Sul modello della parola “greenwashing”, Greta Thunberg e gli altri attivisti di Fridays for Future hanno cominciato a utilizzare il termine “youthwashing” per identificare la presunta tendenza dei governanti a interessarsi alle proposte avanzate dai giovani all’apparenza, per poi non curarsene affatto nella sostanza.
Federico Turrisi 5 Ottobre 2021

In occasione della Youth4Climate e della Pre-Cop26, che si sono svolte nei giorni scorsi a Milano, potresti aver sentito più volte pronunciare da alcuni esponenti del movimento Fridays for Future, tra cui Greta Thunberg, la parola "youthwashing". Per spiegarti brevemente che cosa significa, dobbiamo prendere in considerazione un altro termine: greenwashing. Tradotto letteralmente, "pulirsi (la coscienza) con il verde (cioè l'attenzione per l'ambiente e la sostenibilità)". Sai che cosa vuol dire?

Per greenwashing si fa riferimento a un particolare comportamento tenuto da un'istituzione o da un'azienda che consiste nel mostrare di avere a cuore le tematiche ambientali a livello comunicativo. Solo che nella pratica queste stesse tematiche ambientali vengono ignorate. Una compagnia petrolifera, per esempio, può dire di essere impegnata nella riduzione delle emissioni di carbonio e nella lotta contro i cambiamenti climatici con progetti sulle energie rinnovabili, ma intanto continua a investire in piattaforme off-shore e oleodotti, a condurre esplorazioni per la ricerca di petrolio e gas eccetera.
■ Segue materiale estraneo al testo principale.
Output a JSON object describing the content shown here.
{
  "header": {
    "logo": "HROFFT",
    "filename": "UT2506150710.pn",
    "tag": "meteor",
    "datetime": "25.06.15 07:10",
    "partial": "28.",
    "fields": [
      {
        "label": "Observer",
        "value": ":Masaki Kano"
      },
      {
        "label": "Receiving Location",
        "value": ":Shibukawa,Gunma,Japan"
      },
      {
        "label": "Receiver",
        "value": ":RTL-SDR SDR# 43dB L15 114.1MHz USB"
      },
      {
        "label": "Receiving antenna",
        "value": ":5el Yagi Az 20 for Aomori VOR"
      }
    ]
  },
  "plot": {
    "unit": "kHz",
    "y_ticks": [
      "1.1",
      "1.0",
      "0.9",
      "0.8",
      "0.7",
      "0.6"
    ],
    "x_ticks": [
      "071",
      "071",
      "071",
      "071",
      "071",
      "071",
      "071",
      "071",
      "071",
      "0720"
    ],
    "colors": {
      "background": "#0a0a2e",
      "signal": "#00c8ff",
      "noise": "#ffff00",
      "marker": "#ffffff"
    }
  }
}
Predicare bene e razzolare male, insomma. Tingere la facciata di verde per nascondere il nero. Se vogliamo, ingannare l'opinione pubblica e distogliere la sua attenzione dai danni ambientali riconducibili alle proprie attività.

Ora trasponi questo tipo di approccio dall'ambiente ai giovani, ed ecco a te spiegato il significato di youthwashing: interessarsi ai loro discorsi e alle loro idee, ma di fatto agire senza tenerne conto, e anzi perfino a loro svantaggio. Al termine della Youth4Climate lo scorso 28 settembre, i giovani delegati provenienti da quasi 200 Paesi del mondo hanno sottoposto ai politici un documento contenente le loro proposte per affrontare in maniera efficace l'emergenza climatica.

La domanda che ci dobbiamo fare è: quanto peso avranno le proposte dei giovani e le rivendicazioni di Fridays for Future sui decisori politici che si riuniranno a Glasgow il prossimo novembre per la Cop26? Il timore, più che fondato, è che purtroppo sarà minimo, se non praticamente nullo. Per questo è difficile dare torto ai giovani attivisti per il clima quando dicono che sono le " vecchie" elité (che, tra l'altro, sono le principali responsabili della crisi climatica) a decidere sulle sorti di un futuro che non vivranno nemmeno. Giustizia climatica significa invece prima di tutto giustizia intergenerazionale.